Nous offrons par exemple à nos adhérents des ateliers collectifs, qu’il s’agisse d’art, de bien-être, de sport… Nous organisons également des sorties culturelles, des moments de partage avec l’intervention d’experts sur des thématiques liées à l’après-cancer.

Pensez-vous que les soignants prennent suffisamment en compte la question de l’après-cancer ?

Cela commence. Quand j’ai eu ce cancer, en 2007, rien n’existait. Et quand j’ai créé l’association, beaucoup de personnes m’ont dit que cela ne servait à rien. Mais depuis, les connaissances se sont améliorées. On sait désormais que deux personnes sur trois estiment que l’après-cancer est plus difficile à vivre que la maladie elle-même. Beaucoup de femmes me disent qu’elles ne pensaient pas que ce serait aussi dur, qu’une fois le parcours de soins terminé, elles ne savaient plus où elles en étaient… Il me semble nécessaire de parler davantage de l’après-cancer. Nous passons donc beaucoup de temps à démarcher les hôpitaux, pour leur dire que nous pouvons être un relais précieux pour eux. De plus en plus d’oncologues ont nos coordonnées dans leur carnet d’adresse et les donnent à leurs patients s’ils pensent que cela peut être pertinent.

L’après-cancer pourrait-il être mieux préparé ?

Oui, d’autant plus qu’il s’agit d’un vrai sujet de santé publique qui a un coût pour la société. Certaines personnes remettent en question des pans entiers de leur vie après leur parcours de soins, ce qui a des conséquences intimes, mais aussi familiales, sociales, économiques… De plus en plus de choses se font, notamment sur le retour au travail après le cancer, et nous nous situons justement entre la fin du traitement et le retour au travail. Car on ne peut pas retourner au travail sans retourner à soi au préalable.

De quoi votre association a-t-elle le plus besoin ?

De fonds ! Nous n’avons pas de subventions, et avons donc besoin de mécénat. Nous organisons des collectes de fonds, nous avons des partenariats… Il nous faut être créatifs.

Un mot sur le collectif Femmes de santé ?

« Espoir ». Fort de plus de 2000 membres, le collectif Femmes de santé* a pour missions de valoriser et développer l’humain au cœur du système de santé et de promouvoir l’expertise et les actions des femmes dans ce secteur.
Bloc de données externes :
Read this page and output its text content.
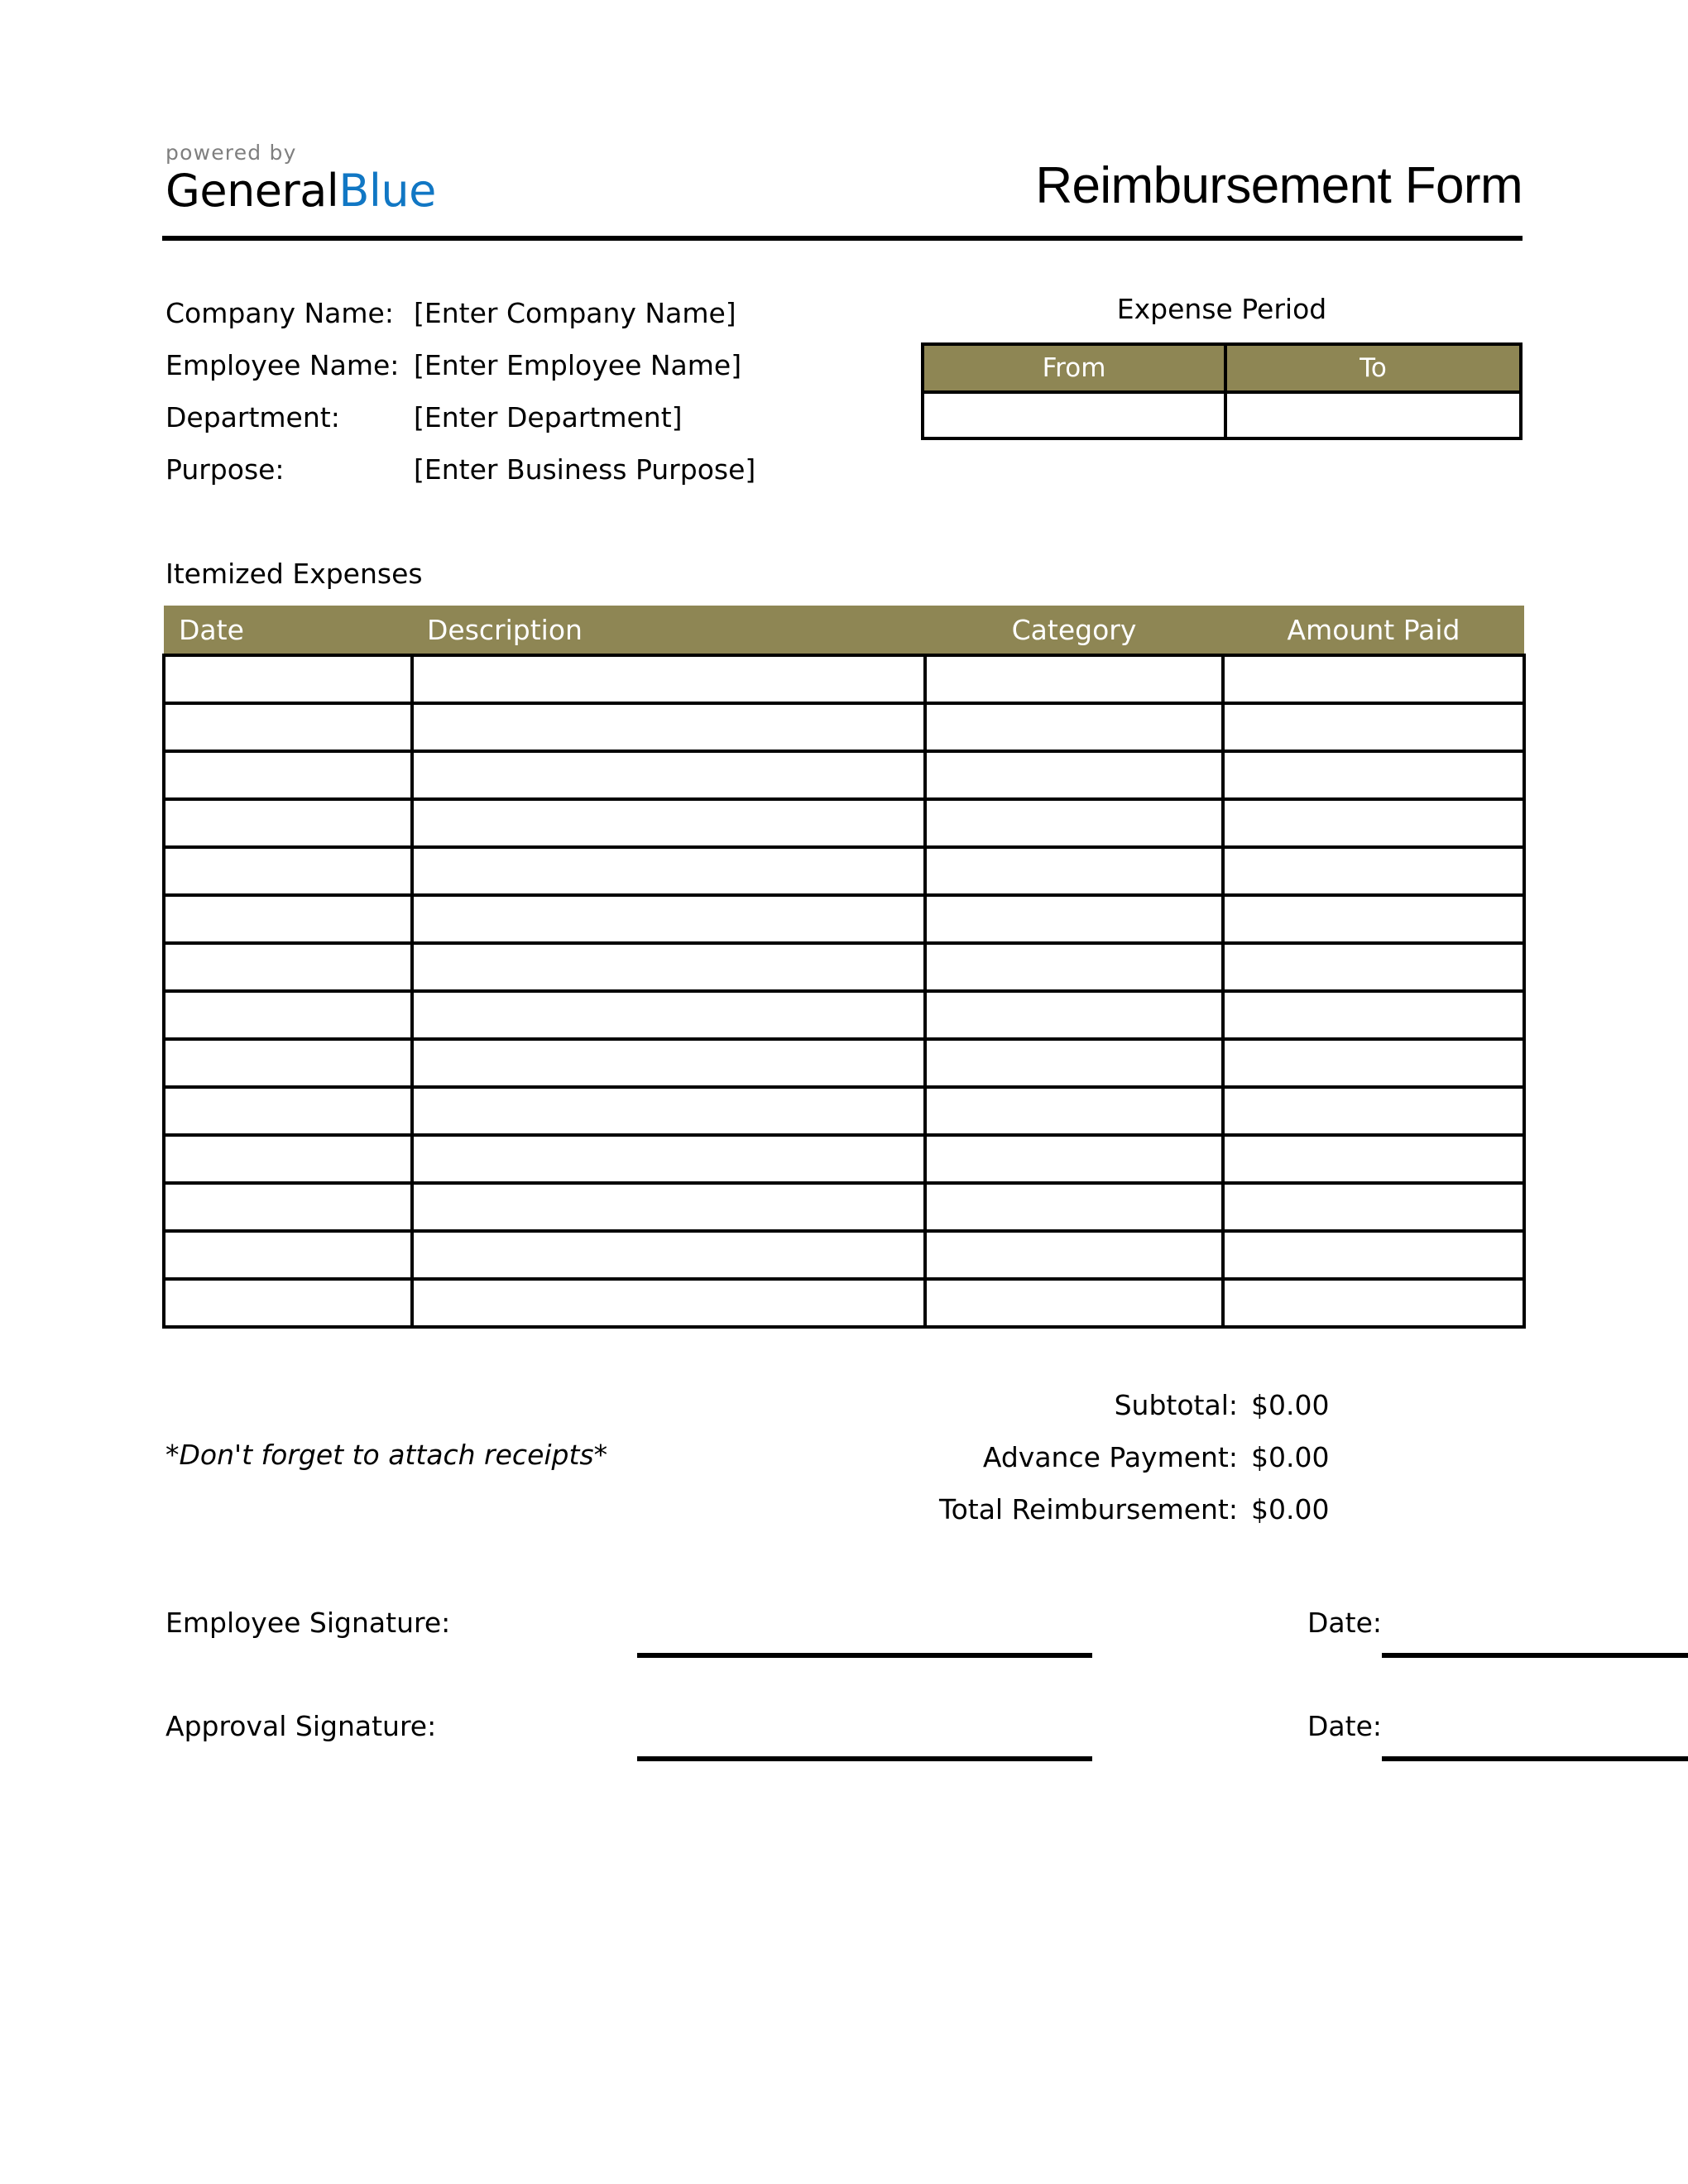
powered by
GeneralBlue	Reimbursement Form
Company Name: [Enter Company Name]
Employee Name: [Enter Employee Name]
Department:	[Enter Department]
Purpose:	[Enter Business Purpose]
Expense Period
From	To

Itemized Expenses
Date	Description	Category	Amount Paid

*Don't forget to attach receipts*
Subtotal: $0.00
Advance Payment: $0.00
Total Reimbursement: $0.00
Employee Signature:	Date:
Approval Signature:	Date:
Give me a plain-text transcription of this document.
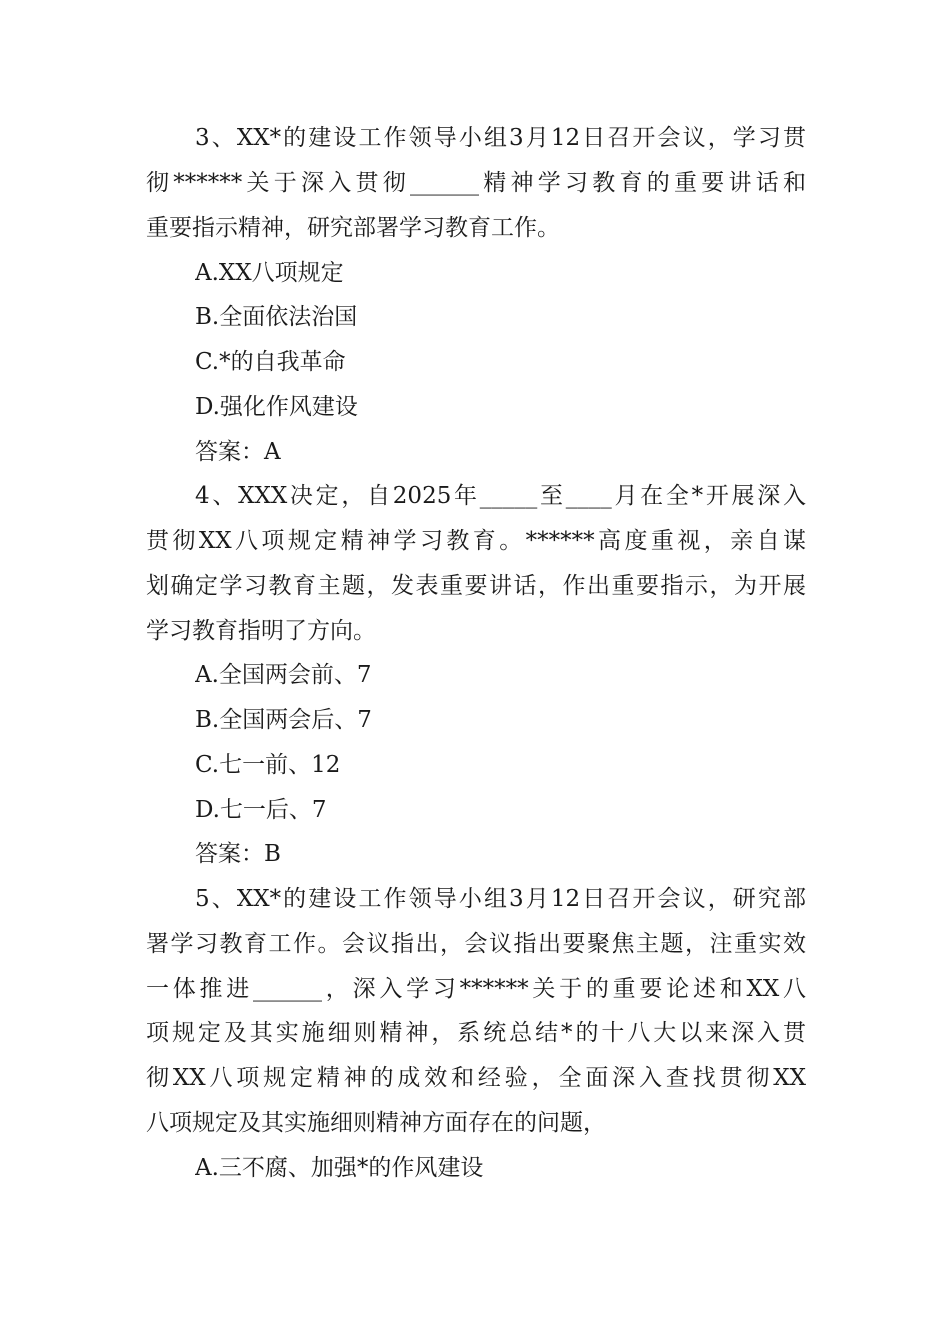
3、XX*的建设工作领导小组3月12日召开会议，学习贯
彻******关于深入贯彻______精神学习教育的重要讲话和
重要指示精神，研究部署学习教育工作。
A.XX八项规定
B.全面依法治国
C.*的自我革命
D.强化作风建设
答案：A
4、XXX决定，自2025年_____至____月在全*开展深入
贯彻XX八项规定精神学习教育。******高度重视，亲自谋
划确定学习教育主题，发表重要讲话，作出重要指示，为开展
学习教育指明了方向。
A.全国两会前、7
B.全国两会后、7
C.七一前、12
D.七一后、7
答案：B
5、XX*的建设工作领导小组3月12日召开会议，研究部
署学习教育工作。会议指出，会议指出要聚焦主题，注重实效
一体推进______，深入学习******关于的重要论述和XX八
项规定及其实施细则精神，系统总结*的十八大以来深入贯
彻XX八项规定精神的成效和经验，全面深入查找贯彻XX
八项规定及其实施细则精神方面存在的问题，
A.三不腐、加强*的作风建设
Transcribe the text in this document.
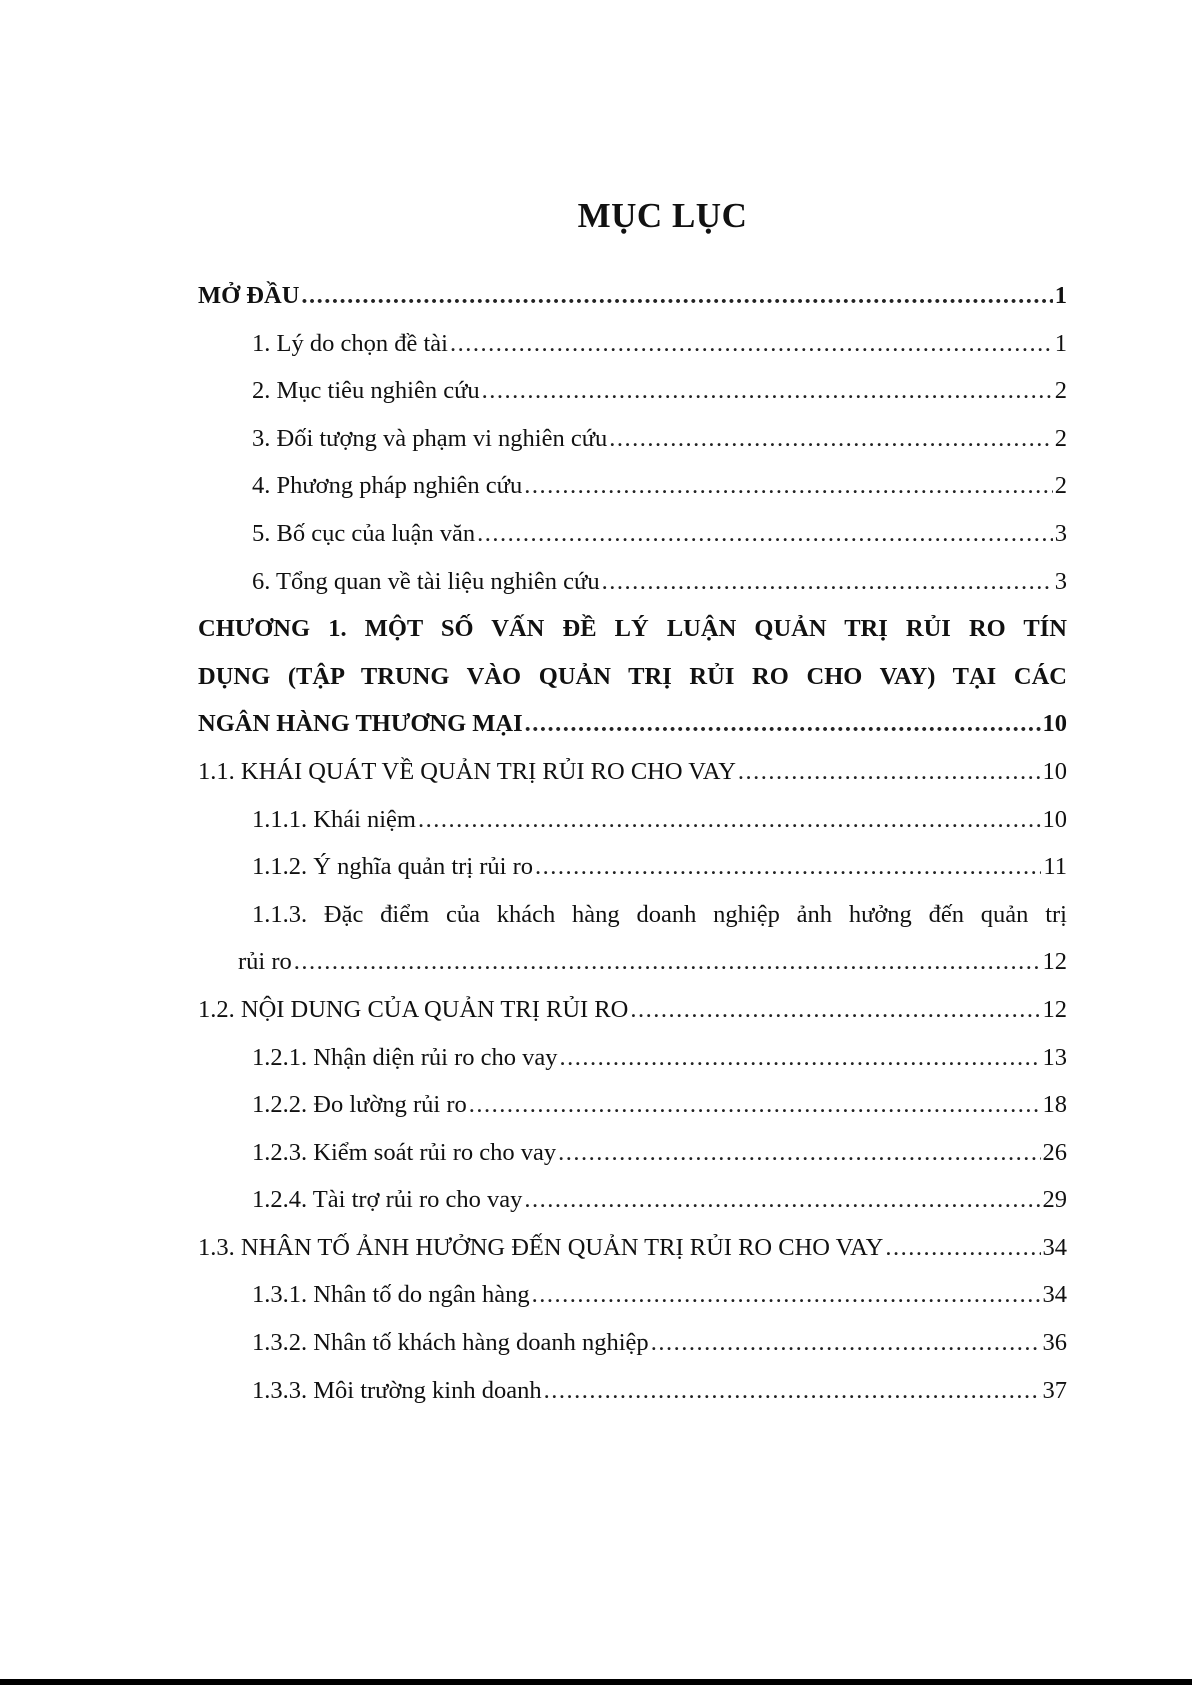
MỤC LỤC
MỞ ĐẦU .....	1
1. Lý do chọn đề tài .....	1
2. Mục tiêu nghiên cứu .....	2
3. Đối tượng và phạm vi nghiên cứu .....	2
4. Phương pháp nghiên cứu .....	2
5. Bố cục của luận văn .....	3
6. Tổng quan về tài liệu nghiên cứu .....	3
CHƯƠNG 1. MỘT SỐ VẤN ĐỀ LÝ LUẬN QUẢN TRỊ RỦI RO TÍN
DỤNG (TẬP TRUNG VÀO QUẢN TRỊ RỦI RO CHO VAY) TẠI CÁC
NGÂN HÀNG THƯƠNG MẠI .....	10
1.1. KHÁI QUÁT VỀ QUẢN TRỊ RỦI RO CHO VAY .....	10
1.1.1. Khái niệm .....	10
1.1.2. Ý nghĩa quản trị rủi ro .....	11
1.1.3. Đặc điểm của khách hàng doanh nghiệp ảnh hưởng đến quản trị
rủi ro .....	12
1.2. NỘI DUNG CỦA QUẢN TRỊ RỦI RO .....	12
1.2.1. Nhận diện rủi ro cho vay .....	13
1.2.2. Đo lường rủi ro .....	18
1.2.3. Kiểm soát rủi ro cho vay .....	26
1.2.4. Tài trợ rủi ro cho vay .....	29
1.3. NHÂN TỐ ẢNH HƯỞNG ĐẾN QUẢN TRỊ RỦI RO CHO VAY .....	34
1.3.1. Nhân tố do ngân hàng .....	34
1.3.2. Nhân tố khách hàng doanh nghiệp .....	36
1.3.3. Môi trường kinh doanh .....	37
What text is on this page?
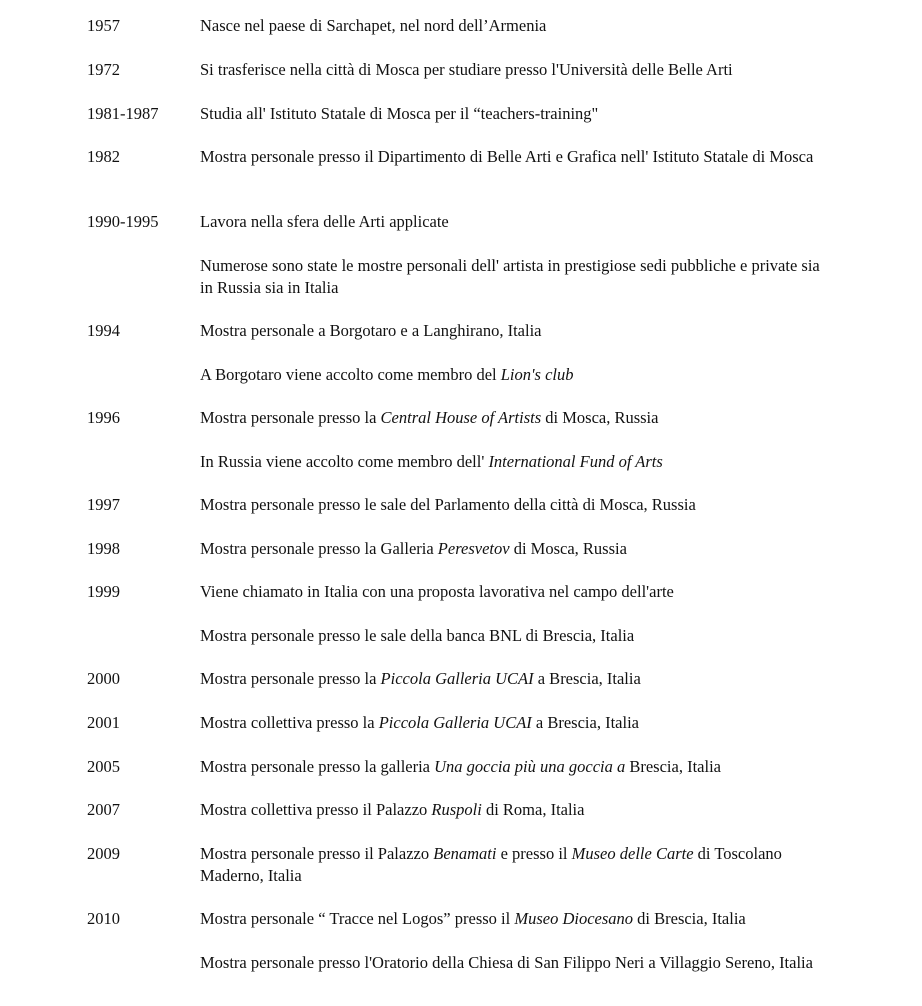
1957	Nasce nel paese di Sarchapet, nel nord dell’Armenia
1972	Si trasferisce nella città di Mosca per studiare presso l'Università delle Belle Arti
1981-1987	Studia all' Istituto Statale di Mosca per il “teachers-training"
1982	Mostra personale presso il Dipartimento di Belle Arti e Grafica nell' Istituto Statale di Mosca
1990-1995	Lavora nella sfera delle Arti applicate
Numerose sono state le mostre personali dell' artista in prestigiose sedi pubbliche e private sia in Russia sia in Italia
1994	Mostra personale a Borgotaro e a Langhirano, Italia
A Borgotaro viene accolto come membro del Lion's club
1996	Mostra personale presso la Central House of Artists di Mosca, Russia
In Russia viene accolto come membro dell' International Fund of Arts
1997	Mostra personale presso le sale del Parlamento della città di Mosca, Russia
1998	Mostra personale presso la Galleria Peresvetov di Mosca, Russia
1999	Viene chiamato in Italia con una proposta lavorativa nel campo dell'arte
Mostra personale presso le sale della banca BNL di Brescia, Italia
2000	Mostra personale presso la Piccola Galleria UCAI a Brescia, Italia
2001	Mostra collettiva presso la Piccola Galleria UCAI a Brescia, Italia
2005	Mostra personale presso la galleria Una goccia più una goccia a Brescia, Italia
2007	Mostra collettiva presso il Palazzo Ruspoli di Roma, Italia
2009	Mostra personale presso il Palazzo Benamati e presso il Museo delle Carte di Toscolano Maderno, Italia
2010	Mostra personale “ Tracce nel Logos” presso il Museo Diocesano di Brescia, Italia
Mostra personale presso l'Oratorio della Chiesa di San Filippo Neri a Villaggio Sereno, Italia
Moebius et la Reine des neiges

Quand on lui demande de décrire un duo « Skin » qui l’a marquée au cours des dix dernières années, Cécile Reboul n’hésite qu’une demi-seconde, et se met à raconter « une jolie histoire » qui permet de montrer que les actions de l’association sont bénéfiques « pour les patients comme pour les artistes ». Il s’agit d’une personne qui a eu un cancer du sein à l’âge de 40 ans, commence-t-elle. Cette femme avait de plus une maladie génétique, le syndrome de Moebius : elle souffrait d’une paralysie faciale qui lui donnait en permanence « le sourire du Joker », se souvient la présidente de Skin. Son désir était de monter sur scène avec un humoriste : l'association lui a donc proposé un binôme avec un comédien. « J’ai également demandé à cet artiste de faire la mise en scène du spectacle, explique Cécile Reboul. Il m’a dit que ce n’était pas son métier, mais qu’il voulait bien le faire pour nous. » Le résultat était, d’après la responsable associative, désopilant. « Ils ont fait une parodie de la Reine des neiges, elle avec un déguisement d’enfant, et lui dans un costume de crabe avec les pinces sur la tête, ils ont été ovationnés, raconte-t-elle. En descendant de scène, la patiente m’a dit "tu vois, je croyais que les gens allaient rire de moi, et ils ont ri avec moi". » Mais l’aventure ne s’est pas arrêtée à cette représentation. « Le binôme a décidé de poursuivre sa collaboration, ils ont co-écrit un nouveau spectacle sur le harcèlement scolaire et l’ont joué dans des collèges en commençant par celui où elle avait été moquée en raison de sa maladie génétique », raconte-t-elle. Quant au comédien, il a maintenant une nouvelle corde à son arc. « Il m’a dit qu’il faisait désormais aussi de la mise en scène », s'amuse la présidente de Skin.